In case anyone was wondering what Rick was talking about when he mentioned modulo arithmetic, here’s what that is: if you remember when you first learned division in grade school, and if it didn’t divide evenly, you had what’s called a “remainder” - the remainder is what is the outcome of a modulo operation (I’ve only ever heard it called “modulo” in the domain of programming - if this exists anywhere else, feel free to point it out!)
The modulo operation is represented with the percent symbol (%). And the reason it works so well here with the waypoint loop is that, as Rick pointed out, you want to go back to waypoint index 0 after reaching the last one.

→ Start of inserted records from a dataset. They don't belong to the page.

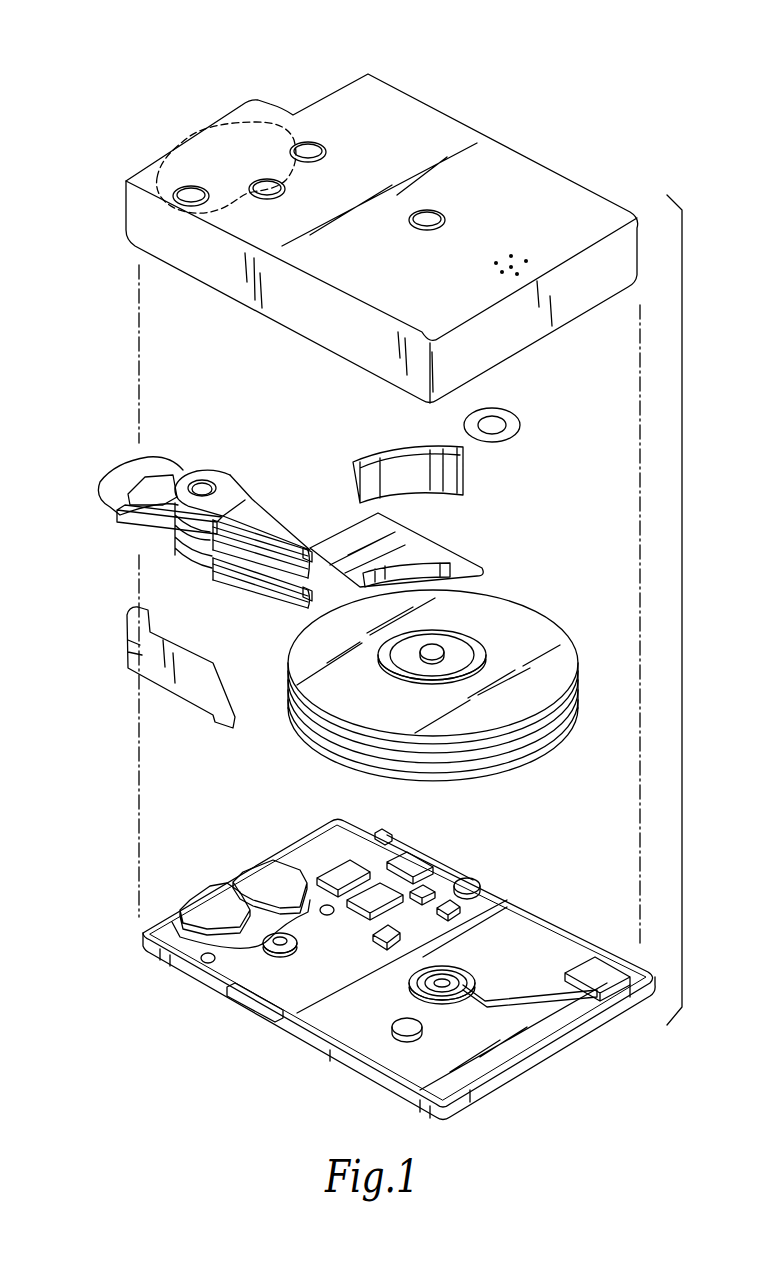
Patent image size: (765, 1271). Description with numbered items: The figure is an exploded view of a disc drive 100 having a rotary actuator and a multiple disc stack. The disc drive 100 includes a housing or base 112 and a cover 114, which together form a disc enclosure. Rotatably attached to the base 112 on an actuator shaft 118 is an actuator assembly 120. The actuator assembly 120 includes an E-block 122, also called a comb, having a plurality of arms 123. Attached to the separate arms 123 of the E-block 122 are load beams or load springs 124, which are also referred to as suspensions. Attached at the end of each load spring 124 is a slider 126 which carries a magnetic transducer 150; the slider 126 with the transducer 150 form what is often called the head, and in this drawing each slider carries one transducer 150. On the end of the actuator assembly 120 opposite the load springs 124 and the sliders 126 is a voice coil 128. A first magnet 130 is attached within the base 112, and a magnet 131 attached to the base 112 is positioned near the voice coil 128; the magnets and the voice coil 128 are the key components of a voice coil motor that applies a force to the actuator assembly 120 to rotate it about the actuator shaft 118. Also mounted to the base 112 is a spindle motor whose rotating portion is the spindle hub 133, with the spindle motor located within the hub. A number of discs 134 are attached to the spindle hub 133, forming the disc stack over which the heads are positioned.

The disc drive 100 is at (508, 47).
The base 112 is at (552, 942).
The cover 114 is at (531, 181).
The actuator shaft 118 is at (207, 482).
The actuator assembly 120 is at (157, 530).
The E-block 122 is at (227, 577).
The arms 123 is at (257, 495).
The load spring 124 is at (267, 523).
The slider 126 is at (307, 553).
The voice coil 128 is at (117, 485).
The first magnet 130 is at (222, 130).
The magnet 131 is at (200, 903).
The spindle hub 133 is at (440, 650).
The discs 134 is at (547, 633).
The magnetic transducer 150 is at (327, 553).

So given index i of the current waypoint, if you were to divide i+1 by the total number of waypoints, once you reached the end, your division operation would give you 1 with a remainder of 0; otherwise, you would just get 0 with the remainder still being i+1. And conveniently enough, we can reuse transform.childCount to get that total number of waypoints.
So you can use the if statement, as Rick shows, and that will work. But if you want a more concise operation, you can simply put this into your GetNextIndex() function:
return (i + 1) % transform.childCount;
Come to think of it, you may not even need a separate method in that case - you could just put that in the for loop and have the PatrolPath script be that much cleaner.
Hope that clarifies things for anyone who’s interested!